Modern yaşamın sunduğu sıfatları elbette kabullenebilir, benimseyebiliriz. Ancak bu durum öyle bir yalnızlığa sürükler ki bizi kim olduğumuzu hatırlamayız. Unvanların altında mutsuz bireyler olur ve değer bilmeyen bir toplum inşa ederiz. Bu durumu inşa ettiğimiz gibi bunu lehimize dönüştürebilmek de yine bizim elimizdedir. Şeyh Galip şöyle der,
“ Hoşça bak zâtına kim zübde-i âlemsin sen / Merdüm-i dîde-i ekvân olan âdemsin sen.”
Şeyh Galip burada, “kendine iyi bak; dünyanın özüsün. Bütün yaratıkların gözbebeği olan insansın sen” demektedir. Birbirimize yabancılaşsak da yabancı kalamadığımız tek bir yer doğadır. Evren tam olarak içimizdedir. Bundan dolayıdır ki, odamıza saksı çiçekleri alır, ilk fırsatta yeşile maviye koşarız. Derin nefes almak için kendimizi gökyüzünün kucaklayan kollarına bırakırız. Bunları öylesine değil “kim” olduğumuzu düşünerek yapmak bize kim olduğumuzu hatırlatacaktır.
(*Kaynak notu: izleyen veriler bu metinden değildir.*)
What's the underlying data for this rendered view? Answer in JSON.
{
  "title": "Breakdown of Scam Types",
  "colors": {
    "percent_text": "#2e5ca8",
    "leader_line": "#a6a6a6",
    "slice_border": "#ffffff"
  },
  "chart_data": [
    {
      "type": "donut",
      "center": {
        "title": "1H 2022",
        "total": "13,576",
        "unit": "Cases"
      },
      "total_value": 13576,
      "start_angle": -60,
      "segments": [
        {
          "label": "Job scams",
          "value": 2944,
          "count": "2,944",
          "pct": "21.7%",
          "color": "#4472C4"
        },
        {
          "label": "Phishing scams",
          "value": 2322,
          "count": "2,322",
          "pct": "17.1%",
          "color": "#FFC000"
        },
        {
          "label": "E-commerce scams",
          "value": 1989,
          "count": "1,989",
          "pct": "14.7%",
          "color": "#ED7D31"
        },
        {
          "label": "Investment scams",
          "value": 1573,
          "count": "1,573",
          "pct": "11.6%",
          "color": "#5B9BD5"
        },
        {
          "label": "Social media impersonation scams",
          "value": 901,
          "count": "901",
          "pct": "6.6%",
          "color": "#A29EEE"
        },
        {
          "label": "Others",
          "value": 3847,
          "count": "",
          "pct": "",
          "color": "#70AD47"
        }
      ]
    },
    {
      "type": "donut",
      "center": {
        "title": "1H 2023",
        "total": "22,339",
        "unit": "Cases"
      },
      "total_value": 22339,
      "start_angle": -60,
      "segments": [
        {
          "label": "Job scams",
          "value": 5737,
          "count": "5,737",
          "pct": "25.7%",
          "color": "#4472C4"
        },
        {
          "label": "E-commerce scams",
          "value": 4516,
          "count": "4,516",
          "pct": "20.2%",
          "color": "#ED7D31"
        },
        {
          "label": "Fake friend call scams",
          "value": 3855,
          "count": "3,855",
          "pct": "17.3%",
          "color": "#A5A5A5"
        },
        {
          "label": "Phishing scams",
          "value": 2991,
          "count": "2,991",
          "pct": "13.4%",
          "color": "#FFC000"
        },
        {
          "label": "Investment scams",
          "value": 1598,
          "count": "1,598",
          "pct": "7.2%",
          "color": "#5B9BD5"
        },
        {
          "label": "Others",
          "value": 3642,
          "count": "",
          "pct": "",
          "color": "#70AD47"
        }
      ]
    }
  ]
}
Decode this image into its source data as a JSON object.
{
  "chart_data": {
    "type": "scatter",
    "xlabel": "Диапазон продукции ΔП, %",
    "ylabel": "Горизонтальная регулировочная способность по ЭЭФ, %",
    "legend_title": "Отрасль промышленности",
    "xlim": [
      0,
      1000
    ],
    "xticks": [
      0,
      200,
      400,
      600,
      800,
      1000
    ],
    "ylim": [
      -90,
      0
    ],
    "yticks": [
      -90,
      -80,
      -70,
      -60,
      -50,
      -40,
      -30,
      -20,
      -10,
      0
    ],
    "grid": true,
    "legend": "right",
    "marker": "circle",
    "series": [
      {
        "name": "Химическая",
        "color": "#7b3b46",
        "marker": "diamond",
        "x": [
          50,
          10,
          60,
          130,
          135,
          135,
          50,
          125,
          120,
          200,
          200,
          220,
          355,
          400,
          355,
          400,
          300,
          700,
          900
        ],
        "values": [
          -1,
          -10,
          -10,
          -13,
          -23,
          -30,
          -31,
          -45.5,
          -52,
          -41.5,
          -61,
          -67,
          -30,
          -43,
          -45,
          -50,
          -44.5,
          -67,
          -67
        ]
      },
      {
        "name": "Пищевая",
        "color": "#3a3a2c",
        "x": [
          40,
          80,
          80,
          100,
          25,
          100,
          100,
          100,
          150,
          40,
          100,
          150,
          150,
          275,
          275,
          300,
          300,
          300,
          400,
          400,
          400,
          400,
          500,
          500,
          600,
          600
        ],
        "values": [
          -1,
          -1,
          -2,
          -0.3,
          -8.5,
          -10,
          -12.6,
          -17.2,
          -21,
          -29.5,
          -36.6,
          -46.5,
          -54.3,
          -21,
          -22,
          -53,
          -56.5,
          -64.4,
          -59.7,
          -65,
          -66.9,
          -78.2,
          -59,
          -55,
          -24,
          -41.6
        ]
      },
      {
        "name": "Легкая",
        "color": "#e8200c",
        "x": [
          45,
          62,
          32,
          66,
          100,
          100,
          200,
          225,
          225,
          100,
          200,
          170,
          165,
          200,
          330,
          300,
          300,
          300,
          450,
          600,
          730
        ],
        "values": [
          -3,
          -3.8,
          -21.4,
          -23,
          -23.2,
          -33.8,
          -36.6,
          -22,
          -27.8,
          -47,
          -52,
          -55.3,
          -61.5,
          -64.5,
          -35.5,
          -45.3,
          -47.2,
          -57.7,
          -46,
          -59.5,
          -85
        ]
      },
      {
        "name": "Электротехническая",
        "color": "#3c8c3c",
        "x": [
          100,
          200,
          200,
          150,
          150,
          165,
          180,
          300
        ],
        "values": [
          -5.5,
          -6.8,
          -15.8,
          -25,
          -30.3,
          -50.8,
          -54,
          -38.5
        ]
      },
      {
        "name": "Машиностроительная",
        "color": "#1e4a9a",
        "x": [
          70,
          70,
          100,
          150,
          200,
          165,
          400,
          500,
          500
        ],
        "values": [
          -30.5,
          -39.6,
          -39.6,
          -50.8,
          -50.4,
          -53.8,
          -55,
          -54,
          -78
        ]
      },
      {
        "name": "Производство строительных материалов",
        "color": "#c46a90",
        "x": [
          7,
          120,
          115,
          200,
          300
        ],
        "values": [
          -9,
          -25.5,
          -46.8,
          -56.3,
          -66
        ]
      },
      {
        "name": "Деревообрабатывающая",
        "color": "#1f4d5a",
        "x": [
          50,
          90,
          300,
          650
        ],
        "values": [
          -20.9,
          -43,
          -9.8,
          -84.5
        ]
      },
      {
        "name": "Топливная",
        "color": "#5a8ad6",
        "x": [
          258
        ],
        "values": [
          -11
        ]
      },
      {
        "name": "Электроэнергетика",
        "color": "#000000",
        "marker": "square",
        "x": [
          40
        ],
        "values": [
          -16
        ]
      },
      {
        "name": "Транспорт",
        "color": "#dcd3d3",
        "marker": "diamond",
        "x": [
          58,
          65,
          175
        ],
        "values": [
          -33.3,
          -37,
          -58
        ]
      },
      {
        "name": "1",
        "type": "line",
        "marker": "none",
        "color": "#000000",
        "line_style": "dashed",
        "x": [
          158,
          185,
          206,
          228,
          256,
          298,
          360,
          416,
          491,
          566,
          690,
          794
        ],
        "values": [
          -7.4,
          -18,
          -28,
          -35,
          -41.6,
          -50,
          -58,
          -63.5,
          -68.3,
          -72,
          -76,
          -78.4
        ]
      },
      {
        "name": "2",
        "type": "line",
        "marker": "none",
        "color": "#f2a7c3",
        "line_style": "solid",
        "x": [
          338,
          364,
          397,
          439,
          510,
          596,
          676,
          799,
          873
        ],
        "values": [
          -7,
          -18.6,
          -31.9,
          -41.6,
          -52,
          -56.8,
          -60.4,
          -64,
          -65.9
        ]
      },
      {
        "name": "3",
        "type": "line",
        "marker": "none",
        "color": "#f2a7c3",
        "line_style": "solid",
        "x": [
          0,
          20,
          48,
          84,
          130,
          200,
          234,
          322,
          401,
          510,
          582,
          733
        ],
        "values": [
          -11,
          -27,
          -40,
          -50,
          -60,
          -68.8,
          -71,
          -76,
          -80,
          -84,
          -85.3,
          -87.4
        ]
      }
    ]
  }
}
Çünkü biz bu dünyaya dışarıdan gelmedik. Tam olarak bu var oluşun bir parçasıyız. Doğayla uyum içinde olmak özümüzde var. Müzik doğada var, annelik/babalık doğada var, yeme-içme güdüsü de doğada var. Mesela bir kış günü kedi, köpek güneşi görse hemen altına uzanır. İçgüdüsel bir tamamlama ve iyileşme arzusuyla yapar bunu. Aslında onlara baktığında görecek insan; kim olduğunu.
Yaşamımıza yerleşmiş sıfatlardan çok daha fazlasıyız. İçimizde o parçayı görmeli ve büyütmeliyiz. Bir ağaca sarılmalıyız mesela. Hissederek sadece o anı dinleyerek bunu yaptığımızda ahengi göreceğiz. Kayıplar, düşüşler olacaktır. Hayat bu. Kış geldiğinde yapraklarını döken sonra tomurcuklanıp yeniden açan bir ağaç gibi. Özümüzü yakalamalıyız. Özümüzü anladığımızda önemli olanın hedef değil, o yolda verilen emek ve yolda kazanılan deneyimler olduğunu anlayacağız. Bir noktadan ibaret değiliz. Evrenin ta kendisiyiz.